What changed
The RBI has extended the validity of the rationalised risk weight framework for new individual housing loans, originally set to expire on March 31, 2022, to now cover loans sanctioned up to March 31, 2023. All other conditions from the October 16, 2020 circular remain unchanged.
What it means for you
Banks can continue to apply lower risk weights on new housing loans, reducing capital charge and freeing up capital for more lending. This supports the government's push for affordable housing and helps banks manage capital efficiency. Lenders should factor this extension into their credit and capital planning for the next fiscal year.
What you must do
- Update internal risk-weight policies to reflect the extended timeline for new housing loans up to March 31, 2023.
- Ensure loan origination systems apply the rationalised risk weights correctly for all eligible new sanctions.

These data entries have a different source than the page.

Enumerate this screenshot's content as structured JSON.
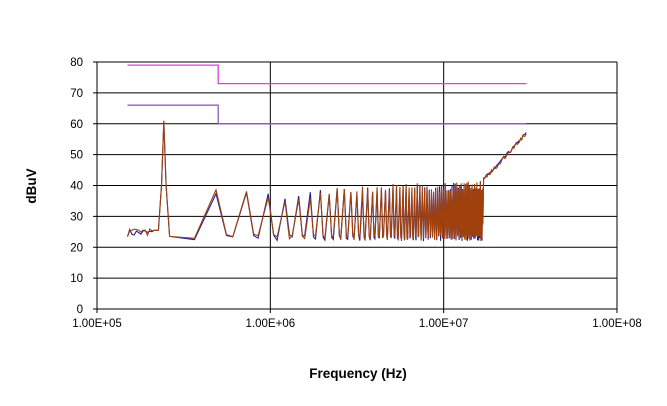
{
  "chart_data": {
    "type": "line",
    "title": "",
    "xlabel": "Frequency (Hz)",
    "ylabel": "dBuV",
    "x_scale": "log",
    "xlim": [
      100000,
      100000000
    ],
    "ylim": [
      0,
      80
    ],
    "x_ticks": [
      "1.00E+05",
      "1.00E+06",
      "1.00E+07",
      "1.00E+08"
    ],
    "y_ticks": [
      "0",
      "10",
      "20",
      "30",
      "40",
      "50",
      "60",
      "70",
      "80"
    ],
    "grid": true,
    "legend": "none",
    "colors": {
      "upper_limit": "#e040e0",
      "lower_limit": "#8a5cc8",
      "trace_a": "#1f1f9e",
      "trace_b": "#a0410d"
    },
    "limit_lines": [
      {
        "points": [
          [
            150000,
            79
          ],
          [
            500000,
            79
          ],
          [
            500000,
            73
          ],
          [
            30000000,
            73
          ]
        ]
      },
      {
        "points": [
          [
            150000,
            66
          ],
          [
            500000,
            66
          ],
          [
            500000,
            60
          ],
          [
            30000000,
            60
          ]
        ]
      }
    ],
    "trace": {
      "baseline_dbuv": 23.5,
      "fundamental_hz": 243000,
      "peaks": [
        [
          250000,
          61
        ],
        [
          500000,
          37
        ],
        [
          750000,
          39.5
        ],
        [
          1000000,
          36
        ],
        [
          1250000,
          36
        ],
        [
          1500000,
          36.5
        ],
        [
          1750000,
          37
        ],
        [
          2000000,
          38
        ],
        [
          3000000,
          38
        ],
        [
          5000000,
          39
        ],
        [
          10000000,
          39.5
        ],
        [
          16000000,
          40
        ]
      ],
      "end_points": [
        [
          17000000,
          42
        ],
        [
          20000000,
          46
        ],
        [
          25000000,
          52
        ],
        [
          30000000,
          57
        ]
      ]
    }
  }
}
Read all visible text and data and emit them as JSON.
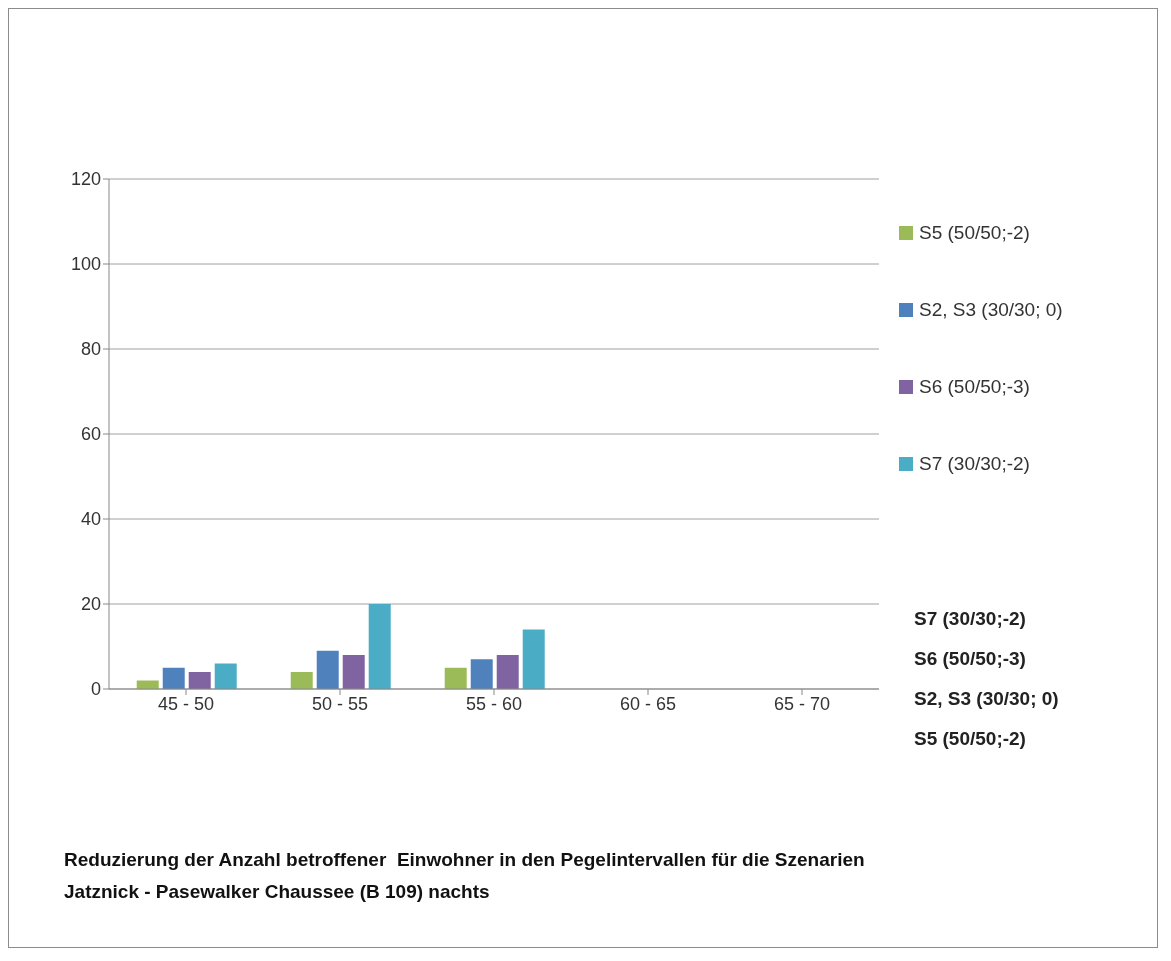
{
  "chart_data": {
    "type": "bar",
    "title": "Reduzierung der Anzahl betroffener  Einwohner in den Pegelintervallen für die Szenarien\nJatznick - Pasewalker Chaussee (B 109) nachts",
    "categories": [
      "45 - 50",
      "50 - 55",
      "55 - 60",
      "60 - 65",
      "65 - 70"
    ],
    "series": [
      {
        "name": "S5 (50/50;-2)",
        "color": "#9bbb59",
        "values": [
          2,
          4,
          5,
          0,
          0
        ]
      },
      {
        "name": "S2, S3 (30/30; 0)",
        "color": "#4f81bd",
        "values": [
          5,
          9,
          7,
          0,
          0
        ]
      },
      {
        "name": "S6 (50/50;-3)",
        "color": "#8064a2",
        "values": [
          4,
          8,
          8,
          0,
          0
        ]
      },
      {
        "name": "S7 (30/30;-2)",
        "color": "#4bacc6",
        "values": [
          6,
          20,
          14,
          0,
          0
        ]
      }
    ],
    "ylim": [
      0,
      120
    ],
    "yticks": [
      0,
      20,
      40,
      60,
      80,
      100,
      120
    ],
    "grid": "y",
    "legend": "right"
  }
}
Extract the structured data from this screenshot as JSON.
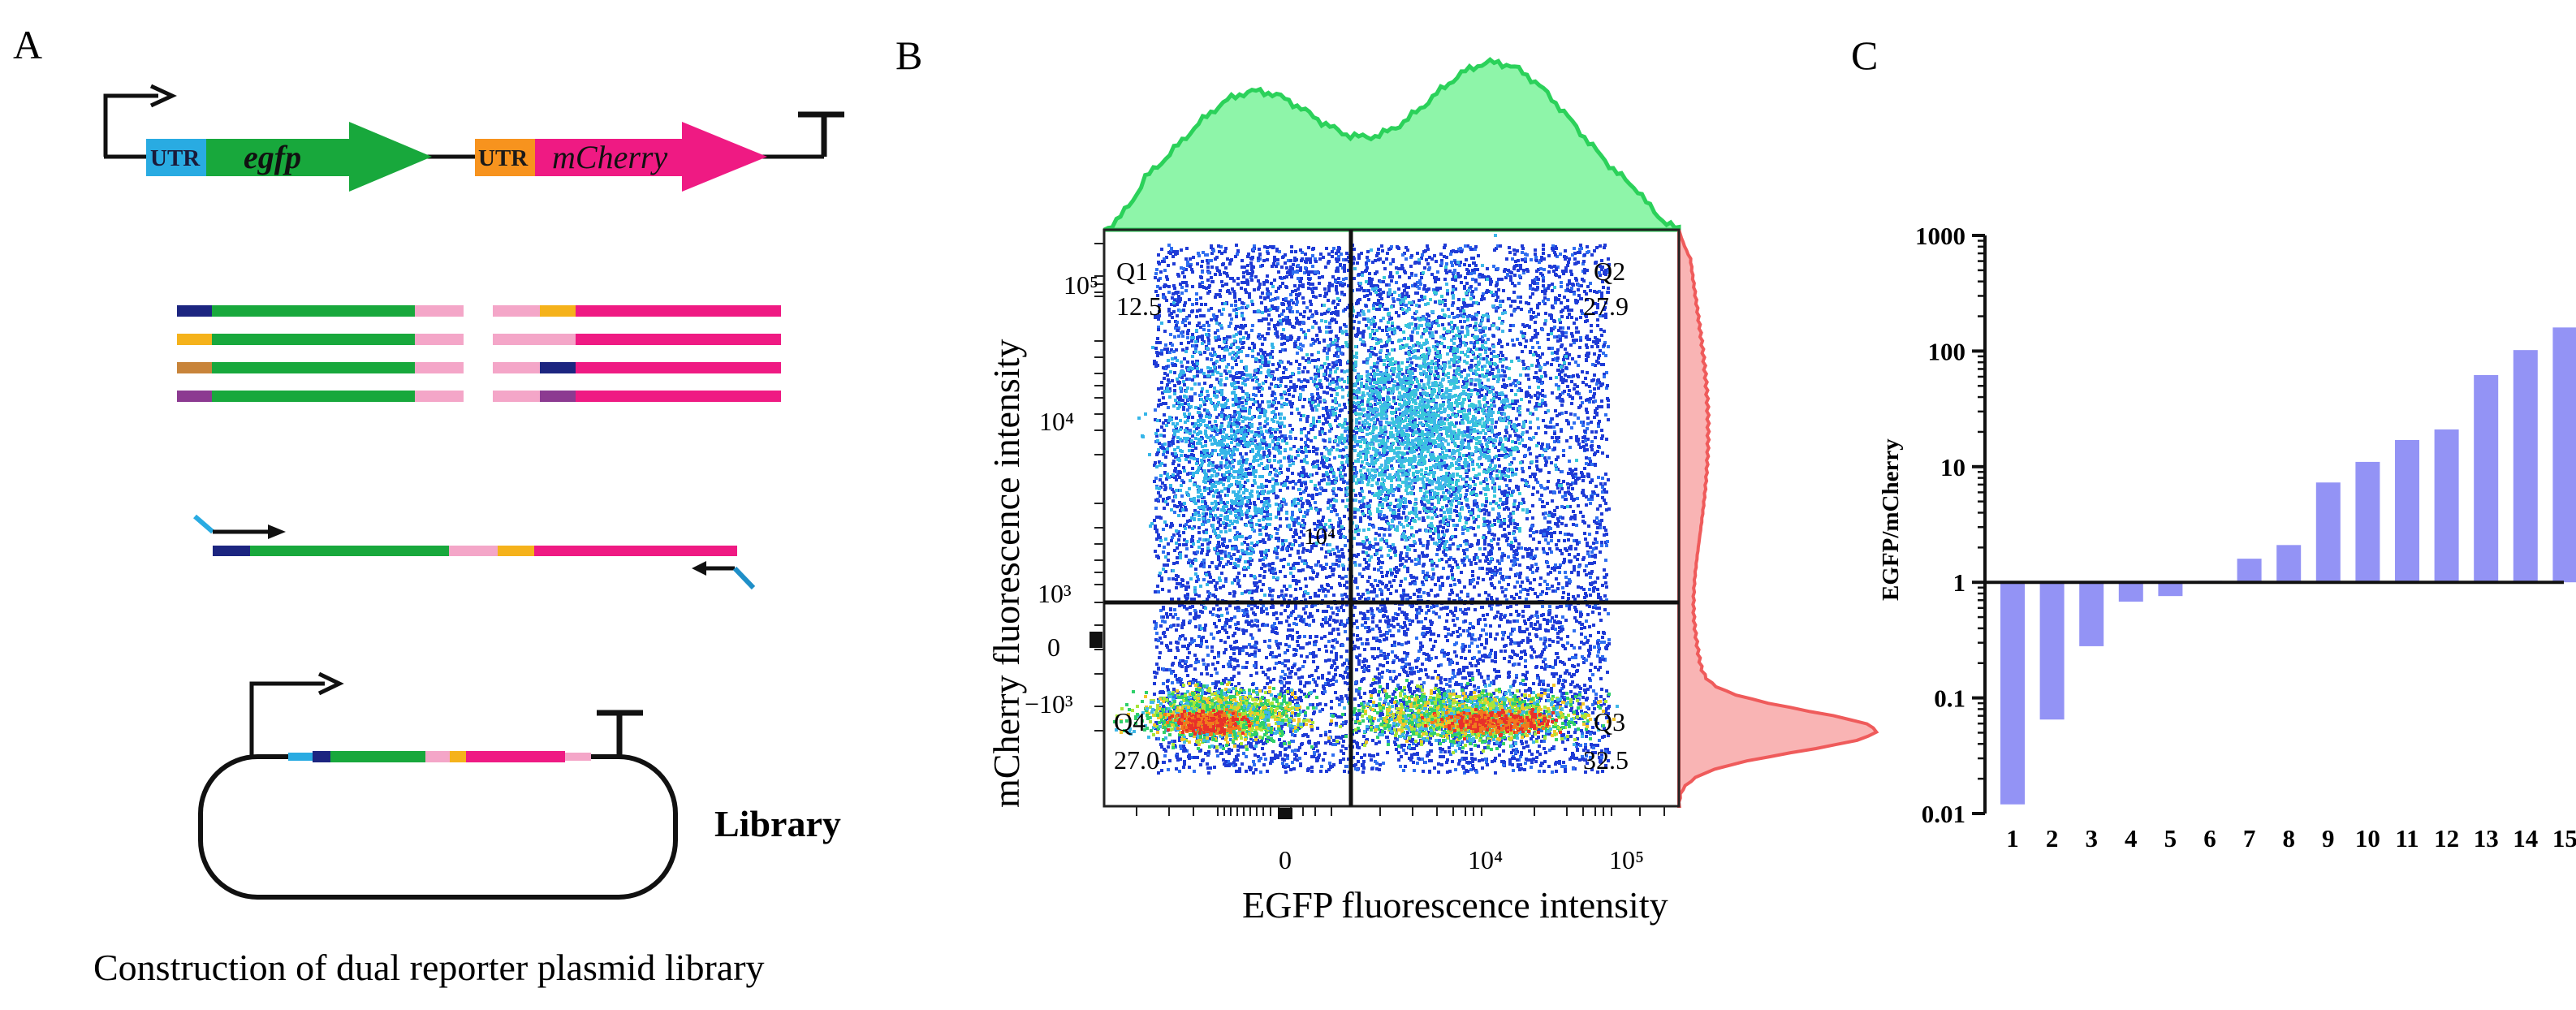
{
  "panels": {
    "a": {
      "letter": "A",
      "utr1": "UTR",
      "gene1": "egfp",
      "utr2": "UTR",
      "gene2": "mCherry",
      "library_label": "Library",
      "caption": "Construction of dual reporter plasmid library",
      "variant_utr_colors": [
        "#1c2580",
        "#f5b21b",
        "#c8843a",
        "#8c3a91"
      ]
    },
    "b": {
      "letter": "B",
      "xlabel": "EGFP fluorescence intensity",
      "ylabel": "mCherry fluorescence intensity",
      "x_ticks": [
        "0",
        "10⁴",
        "10⁵"
      ],
      "y_ticks": [
        "10⁵",
        "10⁴",
        "10³",
        "0",
        "−10³"
      ],
      "stray_label": "10⁴",
      "quadrants": [
        {
          "name": "Q1",
          "value": "12.5"
        },
        {
          "name": "Q2",
          "value": "27.9"
        },
        {
          "name": "Q3",
          "value": "32.5"
        },
        {
          "name": "Q4",
          "value": "27.0"
        }
      ]
    },
    "c": {
      "letter": "C"
    }
  },
  "colors": {
    "green": "#18a83c",
    "magenta": "#ef1a83",
    "blue_utr": "#29abe2",
    "orange_utr": "#f7931e",
    "pink": "#f4a6c8",
    "navy": "#1c2580",
    "hist_green": "#8ef5a9",
    "hist_green_edge": "#2bd15a",
    "hist_red": "#f9b4b4",
    "hist_red_edge": "#ef5b5b",
    "bar": "#9393f5"
  },
  "chart_data": {
    "type": "bar",
    "title": "",
    "xlabel": "",
    "ylabel": "EGFP/mCherry",
    "yscale": "log",
    "baseline": 1,
    "ylim": [
      0.01,
      1000
    ],
    "y_ticks": [
      "1000",
      "100",
      "10",
      "1",
      "0.1",
      "0.01"
    ],
    "categories": [
      "1",
      "2",
      "3",
      "4",
      "5",
      "6",
      "7",
      "8",
      "9",
      "10",
      "11",
      "12",
      "13",
      "14",
      "15"
    ],
    "values": [
      0.012,
      0.065,
      0.28,
      0.68,
      0.76,
      1.03,
      1.6,
      2.1,
      7.3,
      11,
      17,
      21,
      62,
      102,
      160
    ]
  }
}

- Communicate the extension to credit and risk teams to align capital planning and reporting.
- Monitor any future RBI announcements for further extensions or changes beyond March 2023.
Who it affects
All Scheduled Commercial Banks (excluding Local Area Banks and Regional Rural Banks), Retail lending departments, Risk management teams
Does this extension apply to all housing loans or only specific amounts?
The circular continues the rationalised risk weights for all new individual housing loans, irrespective of the loan amount, as per the October 2020 circular.
Are there any changes to other conditions from the October 2020 circular?
No, all other instructions from the October 16, 2020 circular remain unchanged. Only the validity period has been extended.
Does this apply to loans sanctioned before April 8, 2022?
The extension covers new loans sanctioned from April 1, 2022 up to March 31, 2023. Loans sanctioned earlier under the previous circular continue to be governed by that circular.